The Netherlands – Last Day and Recap

 

On our last day in Amsterdam, Netherlands we got to visit the Vincent Van Gogh Museum and explore his various paintings throughout his life. We  learned that he got his start at painting by being inspired from impressionist painters and his family had an agriculture background. By examining all of his paintings that were present on our tour, we discovered that Mr. Gogh’s favorite agricultural crop was probably wheat.

To recap everything that we visited and experienced, we toured Koppert Cress and received an interesting presentation from Mr. Rob Baan.

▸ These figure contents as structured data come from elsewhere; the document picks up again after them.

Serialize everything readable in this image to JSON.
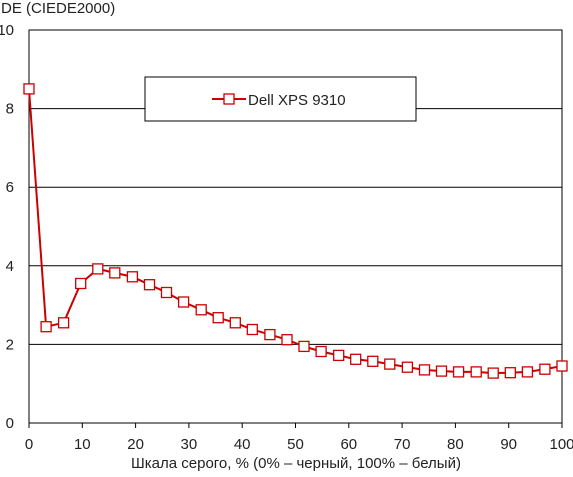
{
  "chart_data": {
    "type": "line",
    "title": "",
    "ylabel": "DE (CIEDE2000)",
    "xlabel": "Шкала серого, % (0% – черный, 100% – белый)",
    "xlim": [
      0,
      100
    ],
    "ylim": [
      0,
      10
    ],
    "x_ticks": [
      "0",
      "10",
      "20",
      "30",
      "40",
      "50",
      "60",
      "70",
      "80",
      "90",
      "100"
    ],
    "y_ticks": [
      "0",
      "2",
      "4",
      "6",
      "8",
      "10"
    ],
    "grid": "horizontal",
    "legend_position": "top-center",
    "series": [
      {
        "name": "Dell XPS 9310",
        "color": "#cc0000",
        "marker": "open-square",
        "x": [
          0,
          3.2,
          6.5,
          9.7,
          12.9,
          16.1,
          19.4,
          22.6,
          25.8,
          29.0,
          32.3,
          35.5,
          38.7,
          41.9,
          45.2,
          48.4,
          51.6,
          54.8,
          58.1,
          61.3,
          64.5,
          67.7,
          71.0,
          74.2,
          77.4,
          80.6,
          83.9,
          87.1,
          90.3,
          93.5,
          96.8,
          100
        ],
        "y": [
          8.5,
          2.45,
          2.55,
          3.55,
          3.92,
          3.82,
          3.72,
          3.52,
          3.32,
          3.08,
          2.88,
          2.68,
          2.55,
          2.38,
          2.25,
          2.12,
          1.95,
          1.82,
          1.72,
          1.62,
          1.57,
          1.5,
          1.42,
          1.35,
          1.32,
          1.3,
          1.3,
          1.27,
          1.28,
          1.3,
          1.37,
          1.45
        ]
      }
    ]
  }
}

We toured the Anne Frank House, had an interesting presentation of the ministry of Economic Affairs at The Hague,  had another very intriguing presentation from a representative at Food Valley, toured Seed Valley, toured Agriport (Barendse), worked on our service project in Food Forest, received a very interesting briefing from Susan Phillips from the U.S. Embassy, toured Artis Zoo, and visited Keukenhof.

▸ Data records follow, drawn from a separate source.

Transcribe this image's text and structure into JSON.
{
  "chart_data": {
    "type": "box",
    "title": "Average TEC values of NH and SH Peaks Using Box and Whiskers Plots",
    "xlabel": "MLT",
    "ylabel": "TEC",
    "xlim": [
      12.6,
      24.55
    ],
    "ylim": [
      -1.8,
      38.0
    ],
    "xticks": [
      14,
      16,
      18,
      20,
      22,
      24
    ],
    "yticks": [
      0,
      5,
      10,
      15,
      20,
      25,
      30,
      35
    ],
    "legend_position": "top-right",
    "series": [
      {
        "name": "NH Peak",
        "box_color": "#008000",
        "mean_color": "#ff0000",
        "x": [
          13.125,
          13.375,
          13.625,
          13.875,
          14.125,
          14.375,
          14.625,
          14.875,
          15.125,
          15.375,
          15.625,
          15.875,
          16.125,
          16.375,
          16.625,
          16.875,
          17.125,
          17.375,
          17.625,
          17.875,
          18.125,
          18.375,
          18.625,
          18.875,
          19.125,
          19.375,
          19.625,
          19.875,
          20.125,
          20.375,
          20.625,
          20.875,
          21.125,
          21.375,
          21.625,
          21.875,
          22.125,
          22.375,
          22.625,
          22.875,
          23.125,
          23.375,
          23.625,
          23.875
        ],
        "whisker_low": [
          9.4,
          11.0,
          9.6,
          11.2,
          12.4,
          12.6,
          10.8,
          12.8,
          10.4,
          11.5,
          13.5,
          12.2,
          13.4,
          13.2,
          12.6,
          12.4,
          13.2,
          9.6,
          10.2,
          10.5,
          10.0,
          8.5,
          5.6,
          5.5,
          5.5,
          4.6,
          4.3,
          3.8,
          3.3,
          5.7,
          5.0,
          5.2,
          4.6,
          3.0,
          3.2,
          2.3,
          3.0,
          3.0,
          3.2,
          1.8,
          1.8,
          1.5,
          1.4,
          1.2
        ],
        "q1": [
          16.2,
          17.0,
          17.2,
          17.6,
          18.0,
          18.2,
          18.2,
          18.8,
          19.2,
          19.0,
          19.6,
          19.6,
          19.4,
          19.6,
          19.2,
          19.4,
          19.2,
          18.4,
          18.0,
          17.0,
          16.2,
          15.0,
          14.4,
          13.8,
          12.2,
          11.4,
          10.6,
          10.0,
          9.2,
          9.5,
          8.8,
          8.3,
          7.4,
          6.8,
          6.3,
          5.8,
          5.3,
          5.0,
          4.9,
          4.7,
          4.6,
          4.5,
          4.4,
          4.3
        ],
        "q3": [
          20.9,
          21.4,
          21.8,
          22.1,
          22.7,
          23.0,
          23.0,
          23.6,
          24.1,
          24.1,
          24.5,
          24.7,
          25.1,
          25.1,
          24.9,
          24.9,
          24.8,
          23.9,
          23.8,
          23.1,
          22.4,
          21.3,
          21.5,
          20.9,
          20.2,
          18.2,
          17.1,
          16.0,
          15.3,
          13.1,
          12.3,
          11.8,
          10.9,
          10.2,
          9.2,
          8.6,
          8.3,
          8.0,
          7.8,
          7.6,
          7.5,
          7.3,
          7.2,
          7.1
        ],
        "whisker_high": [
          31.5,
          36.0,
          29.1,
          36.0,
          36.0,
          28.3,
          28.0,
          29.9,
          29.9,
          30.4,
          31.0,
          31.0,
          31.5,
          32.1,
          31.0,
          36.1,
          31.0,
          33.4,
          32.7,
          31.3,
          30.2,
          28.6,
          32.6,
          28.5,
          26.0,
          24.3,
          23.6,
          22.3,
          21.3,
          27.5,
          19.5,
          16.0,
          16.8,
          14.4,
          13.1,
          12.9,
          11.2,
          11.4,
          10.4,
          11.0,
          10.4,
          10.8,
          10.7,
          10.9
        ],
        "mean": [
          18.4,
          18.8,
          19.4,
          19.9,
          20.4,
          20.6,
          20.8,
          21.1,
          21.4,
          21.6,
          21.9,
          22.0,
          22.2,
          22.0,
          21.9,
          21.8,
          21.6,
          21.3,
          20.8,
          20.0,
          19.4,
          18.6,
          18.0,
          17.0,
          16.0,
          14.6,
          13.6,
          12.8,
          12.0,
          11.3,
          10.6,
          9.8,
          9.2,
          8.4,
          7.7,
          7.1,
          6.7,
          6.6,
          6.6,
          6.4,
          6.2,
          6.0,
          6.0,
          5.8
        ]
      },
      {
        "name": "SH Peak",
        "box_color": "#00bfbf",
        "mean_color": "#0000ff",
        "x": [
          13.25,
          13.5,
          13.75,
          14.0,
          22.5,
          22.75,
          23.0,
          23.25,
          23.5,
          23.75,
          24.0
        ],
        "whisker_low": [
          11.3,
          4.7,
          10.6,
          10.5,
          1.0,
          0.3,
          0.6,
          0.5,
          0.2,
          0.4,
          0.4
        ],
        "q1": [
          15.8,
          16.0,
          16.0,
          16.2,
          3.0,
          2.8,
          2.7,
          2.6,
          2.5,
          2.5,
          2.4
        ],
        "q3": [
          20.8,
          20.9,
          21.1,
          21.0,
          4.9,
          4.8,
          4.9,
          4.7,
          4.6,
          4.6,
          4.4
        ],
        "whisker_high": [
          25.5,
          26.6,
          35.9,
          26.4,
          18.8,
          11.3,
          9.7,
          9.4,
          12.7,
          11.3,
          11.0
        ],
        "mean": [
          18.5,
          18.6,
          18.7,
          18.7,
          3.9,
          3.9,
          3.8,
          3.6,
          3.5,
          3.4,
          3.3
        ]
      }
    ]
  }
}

We also traveled to Wageningen and listened to Nicolas Appert and Director Jeroen Knol from the European Federation of Food Science and Technology (EFFoST). We even visited 2 organic farms (i.e. a dairy farm and a care farm). We also got to experience the processing and refining of Soybeans, Canola, and Sunflower oil from Cargill at two of their processing plants in Amsterdam. We even got to experience a music concert from the Netherlands Philharmonic Orchestra.

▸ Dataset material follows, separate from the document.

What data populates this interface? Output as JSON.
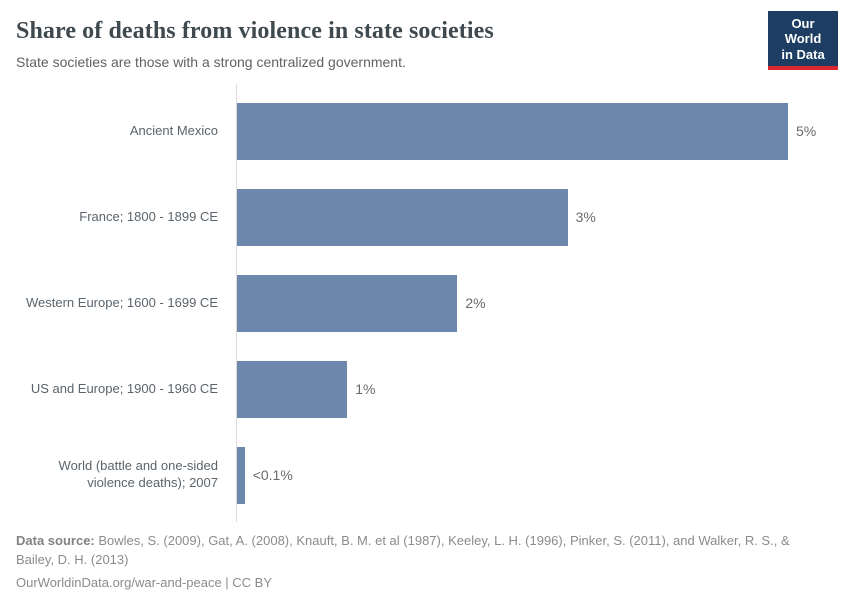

Our key takeaways from our trip were that we need to maintain a Global Market mindset, education and collaboration are essential for the continued advancements in agriculture, and our appreciation for the United States of America.

We would like to thank all of our sponsors, CHS, Monsanto, Bunge, and Cargill for their generous donations and support for our trip to the Netherlands and having us explore agriculture on the global level. We would also like to thank International Institute of Education (IIE) for organizing the logistics of our trip and keeping us safe everyday.